Antes del cierre efectivo a su carrera de gran artista que supone en mi opinión su antepenúltimo largometraje, el ya citado Una habitación en la ciudad, no quisiera dejar de mencionar en mi reciente revisión de su obra la vena arcaizante y feérica de Demy, muy deslucida en el raro engendro británico El flautista (1972), con Donovan haciendo de flautista de Hamelin, pero llena de un encanto tan caramelizado como atrevido en Piel de asno (1970), adaptación muy fiel del cuento de hadas de Perrault “Peau d’âne”. Empachosamente kitsch en sus decorados y vestuario, con música una vez más de Legrand que cantan los profesionales pero defienden en la pantalla intérpretes de la talla de la Deneuve, Delphine Seyrig y Jean Marais, la película destaca, como ya lo hace el cuento clásico, por el desenfadado tratamiento que se le da al incesto, tema que volvería Demy a reflejar en Tres entradas para el 26 (1988), más que musical revista a la mayor gloria de Yves Montand. ¿Un Demy tan melifluo como licencioso?
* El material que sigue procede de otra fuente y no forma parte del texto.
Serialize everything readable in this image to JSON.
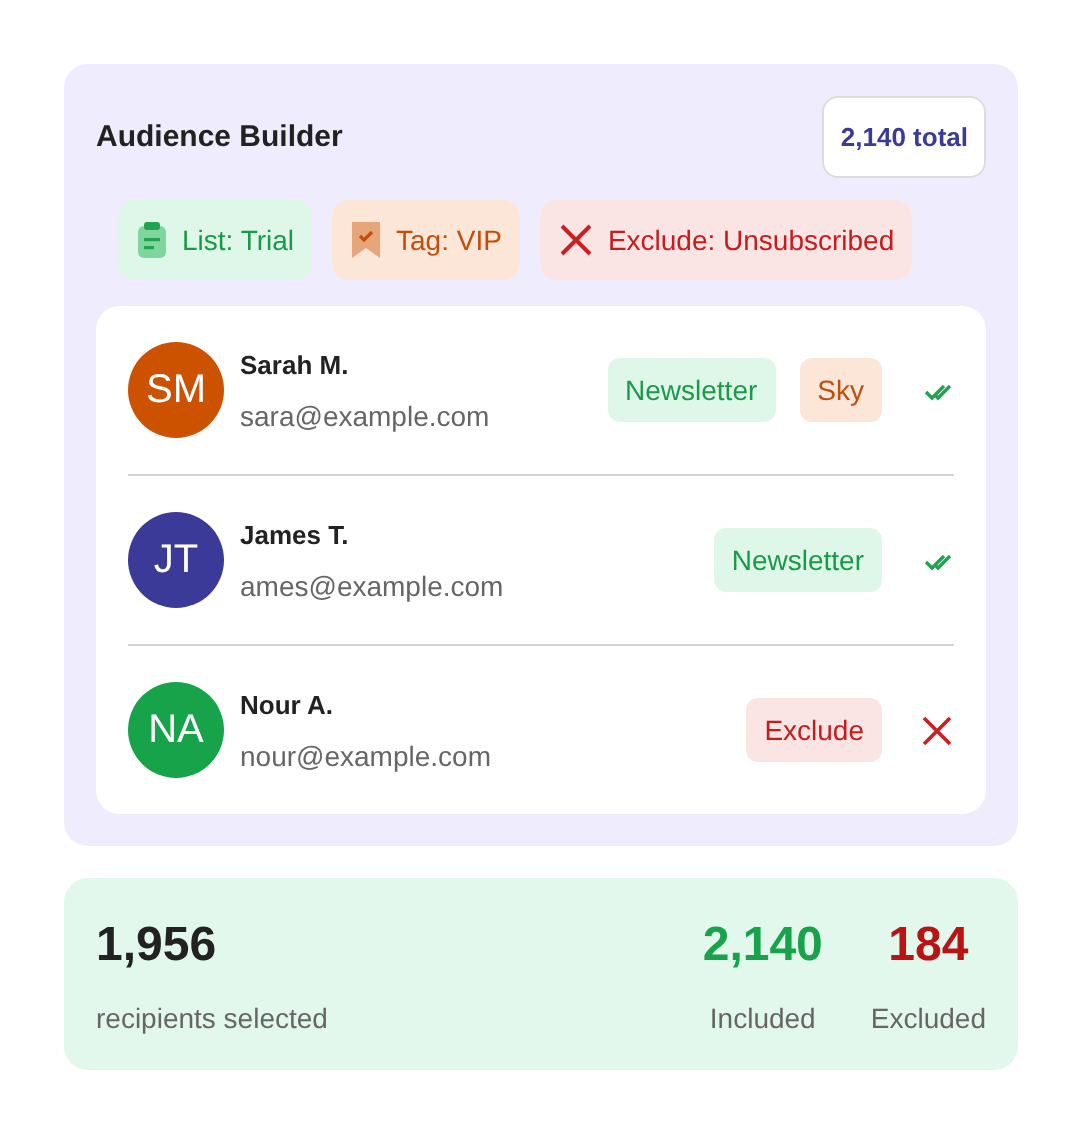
{
  "panel": {
    "title": "Audience Builder",
    "total": "2,140 total"
  },
  "filters": [
    {
      "kind": "list",
      "label": "List: Trial"
    },
    {
      "kind": "tag",
      "label": "Tag: VIP"
    },
    {
      "kind": "exclude",
      "label": "Exclude: Unsubscribed"
    }
  ],
  "contacts": [
    {
      "initials": "SM",
      "color": "#cc5200",
      "name": "Sarah M.",
      "email": "sara@example.com",
      "tags": [
        {
          "kind": "include",
          "label": "Newsletter"
        },
        {
          "kind": "tag",
          "label": "Sky"
        }
      ],
      "excluded": false
    },
    {
      "initials": "JT",
      "color": "#3b3a98",
      "name": "James T.",
      "email": "ames@example.com",
      "tags": [
        {
          "kind": "include",
          "label": "Newsletter"
        }
      ],
      "excluded": false
    },
    {
      "initials": "NA",
      "color": "#17a34a",
      "name": "Nour A.",
      "email": "nour@example.com",
      "tags": [
        {
          "kind": "exclude",
          "label": "Exclude"
        }
      ],
      "excluded": true
    }
  ],
  "summary": {
    "selected": "1,956",
    "selected_label": "recipients selected",
    "stats": [
      {
        "kind": "included",
        "value": "2,140",
        "label": "Included"
      },
      {
        "kind": "excluded",
        "value": "184",
        "label": "Excluded"
      }
    ]
  }
}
Algo insumiso y disolvente latía en su espíritu, que no siempre se muestra romántico e ingenuo. La guerra de Argelia, por ejemplo, irrumpía de manera elíptica en Los paraguas de Cherburgo (una carta tardía, un cojeo del soldado vuelto del frente), la guerra de Vietnam era el trasfondo de Estudio de modelos (1969), y nunca la lucha de clases ha tenido una representación épica tan bien orquestada como la de las barricadas del Nantes huelguistas de Una habitación en la ciudad. ~
Vicente Molina Foix es escritor. Su libro
más reciente es 'El tercer siglo. 20 años de
cine contemporáneo' (Cátedra, 2021).